Authors:
L. Yashwanth Reddy, M. N. S. Sumanth, R. Regin, S. Rubin Bose, S. Sharan Jeev, S. Benitta Sherine
Addresses:
School of Computer Science and Engineering in Artificial Intelligence and Machine Learning, SRM Institute of Science and Technology, Ramapuram, Chennai, Tamil Nadu, India. School of Computer Science and Engineering, SRM Institute of Science and Technology, Ramapuram, Chennai, Tamil Nadu, India. Department of Cybersecurity, University of Texas at Dallas, Richardson, Texas, United States of America. Department of Computer Science and Engineering, Dhaanish Ahmed College of Engineering, Chennai, Tamil Nadu, India.
Abstract:
Software security flaws are crucial. Recent Large Language Model (LLM) techniques achieve 47-72% program repair success yet require specialized validation and iterative refinement.
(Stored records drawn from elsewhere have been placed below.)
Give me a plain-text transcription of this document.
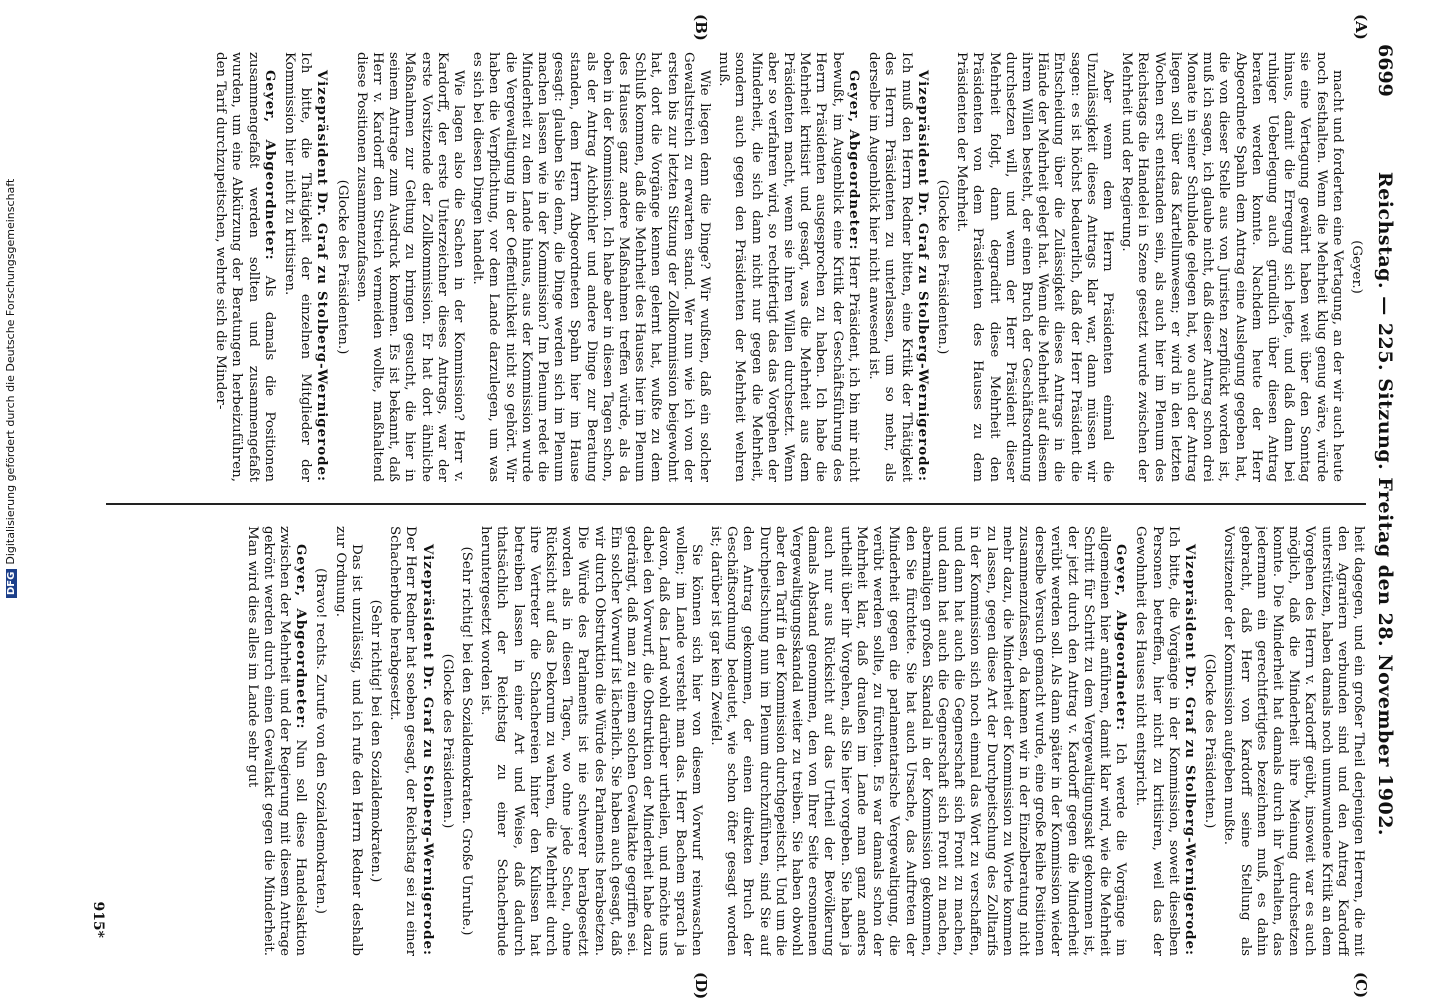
6699
Reichstag. — 225. Sitzung. Freitag den 28. November 1902.
(A)
(B)
(C)
(D)

(Geyer.)

macht und forderten eine Vertagung, an der wir auch heute noch festhalten. Wenn die Mehrheit klug genug wäre, würde sie eine Vertagung gewährt haben weit über den Sonntag hinaus, damit die Erregung sich legte, und daß dann bei ruhiger Ueberlegung auch gründlich über diesen Antrag beraten werden konnte. Nachdem heute der Herr Abgeordnete Spahn dem Antrag eine Auslegung gegeben hat, die von dieser Stelle aus von Juristen zerpflückt worden ist, muß ich sagen, ich glaube nicht, daß dieser Antrag schon drei Monate in seiner Schublade gelegen hat, wo auch der Antrag liegen soll über das Kartellunwesen; er wird in den letzten Wochen erst entstanden sein, als auch hier im Plenum des Reichstags die Handelei in Szene gesetzt wurde zwischen der Mehrheit und der Regierung.

Aber wenn dem Herrn Präsidenten einmal die Unzulässigkeit dieses Antrags klar war, dann müssen wir sagen: es ist höchst bedauerlich, daß der Herr Präsident die Entscheidung über die Zulässigkeit dieses Antrags in die Hände der Mehrheit gelegt hat. Wenn die Mehrheit auf diesem ihrem Willen besteht, der einen Bruch der Geschäftsordnung durchsetzen will, und wenn der Herr Präsident dieser Mehrheit folgt, dann degradirt diese Mehrheit den Präsidenten von dem Präsidenten des Hauses zu dem Präsidenten der Mehrheit.

(Glocke des Präsidenten.)

Vizepräsident Dr. Graf zu Stolberg-Wernigerode: Ich muß den Herrn Redner bitten, eine Kritik der Thätigkeit des Herrn Präsidenten zu unterlassen, um so mehr, als derselbe im Augenblick hier nicht anwesend ist.

Geyer, Abgeordneter: Herr Präsident, ich bin mir nicht bewußt, im Augenblick eine Kritik der Geschäftsführung des Herrn Präsidenten ausgesprochen zu haben. Ich habe die Mehrheit kritisirt und gesagt, was die Mehrheit aus dem Präsidenten macht, wenn sie ihren Willen durchsetzt. Wenn aber so verfahren wird, so rechtfertigt das das Vorgehen der Minderheit, die sich dann nicht nur gegen die Mehrheit, sondern auch gegen den Präsidenten der Mehrheit wehren muß.

Wie liegen denn die Dinge? Wir wußten, daß ein solcher Gewaltstreich zu erwarten stand. Wer nun wie ich von der ersten bis zur letzten Sitzung der Zollkommission beigewohnt hat, dort die Vorgänge kennen gelernt hat, wußte zu dem Schluß kommen, daß die Mehrheit des Hauses hier im Plenum des Hauses ganz andere Maßnahmen treffen würde, als da oben in der Kommission. Ich habe aber in diesen Tagen schon, als der Antrag Aichbichler und andere Dinge zur Beratung standen, dem Herrn Abgeordneten Spahn hier im Hause gesagt: glauben Sie denn, die Dinge werden sich im Plenum machen lassen wie in der Kommission? Im Plenum redet die Minderheit zu dem Lande hinaus, aus der Kommission wurde die Vergewaltigung in der Oeffentlichkeit nicht so gehört. Wir haben die Verpflichtung, vor dem Lande darzulegen, um was es sich bei diesen Dingen handelt.

Wie lagen also die Sachen in der Kommission? Herr v. Kardorff, der erste Unterzeichner dieses Antrags, war der erste Vorsitzende der Zollkommission. Er hat dort ähnliche Maßnahmen zur Geltung zu bringen gesucht, die hier in seinem Antrage zum Ausdruck kommen. Es ist bekannt, daß Herr v. Kardorff den Streich vermeiden wollte, maßhaltend diese Positionen zusammenzufassen.

(Glocke des Präsidenten.)

Vizepräsident Dr. Graf zu Stolberg-Wernigerode: Ich bitte, die Thätigkeit der einzelnen Mitglieder der Kommission hier nicht zu kritisiren.

Geyer, Abgeordneter: Als damals die Positionen zusammengefaßt werden sollten und zusammengefaßt wurden, um eine Abkürzung der Beratungen herbeizuführen, den Tarif durchzupeitschen, wehrte sich die Minder-

heit dagegen, und ein großer Theil derjenigen Herren, die mit den Agrariern verbunden sind und den Antrag Kardorff unterstützen, haben damals noch unumwundene Kritik an dem Vorgehen des Herrn v. Kardorff geübt, insoweit war es auch möglich, daß die Minderheit ihre Meinung durchsetzen konnte. Die Minderheit hat damals durch ihr Verhalten, das jedermann ein gerechtfertigtes bezeichnen muß, es dahin gebracht, daß Herr von Kardorff seine Stellung als Vorsitzender der Kommission aufgeben mußte.

(Glocke des Präsidenten.)

Vizepräsident Dr. Graf zu Stolberg-Wernigerode: Ich bitte, die Vorgänge in der Kommission, soweit dieselben Personen betreffen, hier nicht zu kritisiren, weil das der Gewohnheit des Hauses nicht entspricht.

Geyer, Abgeordneter: Ich werde die Vorgänge im allgemeinen hier anführen, damit klar wird, wie die Mehrheit Schritt für Schritt zu dem Vergewaltigungsakt gekommen ist, der jetzt durch den Antrag v. Kardorff gegen die Minderheit verübt werden soll. Als dann später in der Kommission wieder derselbe Versuch gemacht wurde, eine große Reihe Positionen zusammenzufassen, da kamen wir in der Einzelberatung nicht mehr dazu, die Minderheit der Kommission zu Worte kommen zu lassen, gegen diese Art der Durchpeitschung des Zolltarifs in der Kommission sich noch einmal das Wort zu verschaffen, und dann hat auch die Gegnerschaft sich Front zu machen, und dann hat auch die Gegnerschaft sich Front zu machen, abermaligen großen Skandal in der Kommission gekommen, den Sie fürchtete. Sie hat auch Ursache, das Auftreten der Minderheit gegen die parlamentarische Vergewaltigung, die verübt werden sollte, zu fürchten. Es war damals schon der Mehrheit klar, daß draußen im Lande man ganz anders urtheilt über ihr Vorgehen, als Sie hier vorgeben. Sie haben ja auch nur aus Rücksicht auf das Urtheil der Bevölkerung damals Abstand genommen, den von Ihrer Seite ersonnenen Vergewaltigungsskandal weiter zu treiben. Sie haben obwohl aber den Tarif in der Kommission durchgepeitscht. Und um die Durchpeitschung nun im Plenum durchzuführen, sind Sie auf den Antrag gekommen, der einen direkten Bruch der Geschäftsordnung bedeutet, wie schon öfter gesagt worden ist; darüber ist gar kein Zweifel.

Sie können sich hier von diesem Vorwurf reinwaschen wollen; im Lande versteht man das. Herr Bachem sprach ja davon, daß das Land wohl darüber urtheilen, und möchte uns dabei den Vorwurf, die Obstruktion der Minderheit habe dazu gedrängt, daß man zu einem solchen Gewaltakte gegriffen sei. Ein solcher Vorwurf ist lächerlich. Sie haben auch gesagt, daß wir durch Obstruktion die Würde des Parlaments herabsetzen. Die Würde des Parlaments ist nie schwerer herabgesetzt worden als in diesen Tagen, wo ohne jede Scheu, ohne Rücksicht auf das Dekorum zu wahren, die Mehrheit durch ihre Vertreter die Schachereien hinter den Kulissen hat betreiben lassen in einer Art und Weise, daß dadurch thatsächlich der Reichstag zu einer Schacherbude heruntergesetzt worden ist.

(Sehr richtig! bei den Sozialdemokraten. Große Unruhe.)

(Glocke des Präsidenten.)

Vizepräsident Dr. Graf zu Stolberg-Wernigerode: Der Herr Redner hat soeben gesagt, der Reichstag sei zu einer Schacherbude herabgesetzt.

(Sehr richtig! bei den Sozialdemokraten.)

Das ist unzulässig, und ich rufe den Herrn Redner deshalb zur Ordnung.

(Bravo! rechts. Zurufe von den Sozialdemokraten.)

Geyer, Abgeordneter: Nun soll diese Handelsaktion zwischen der Mehrheit und der Regierung mit diesem Antrage gekrönt werden durch einen Gewaltakt gegen die Minderheit. Man wird dies alles im Lande sehr gut

915*
DFGDigitalisierung gefördert durch die Deutsche Forschungsgemeinschaft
SECUREPATCH, a multi-agent LLM system with four specialized agents—Auditor (vulnerability detection), Architect (patch generation), Validator (security verification), and Coordinator (workflow management), achieves 99.4% security vulnerability repair success through iterative refinement with automated feedback. Researchers test three iteration algorithms (MAX RETRIES = 1, 3, 5) on 160 Python security vulnerabilities from 8 CWE categories. Our single-iteration setup (SECUREPATCH-1) outperforms all known approaches (47-72%) by 13-38%. Three cycles (SECUREPATCH-3) increase success to 95.6% (+10.6%), exceeding the 95% production reliability requirement. Five iterations (SECUREPATCH-5) enhance 99.4% (+14.4% overall) with 1 failure in 160 cases. Marginal analysis shows diminishing returns: 1→3 iteration transition (+10.6%) and 3→5 transition (+3.8%). Per-category analysis with five iterations yields 100% accuracy on 7 of 8 CWE categories. Weak Cryptography (CWE-327) improves the most (+45%, from 50% to 95%), showing iteration works on difficult security patterns. SECUREPATCH surpasses LLM-based approaches by 27-52% and typical automated program repair by 44-88%. Multiple-agent specialisation provides a strong baseline performance (85%); iterative refinement with validation feedback is essential for near-perfect accuracy (99.4%); and three iterations provide an optimal cost-benefit trade-off (95.6% success with 15% computational overhead).
Keywords: Automated Program Repair; Iterative Refinement; Automated Feedback; Security Vulnerabilities; Baseline Performance; Weak Cryptography; Max Retries.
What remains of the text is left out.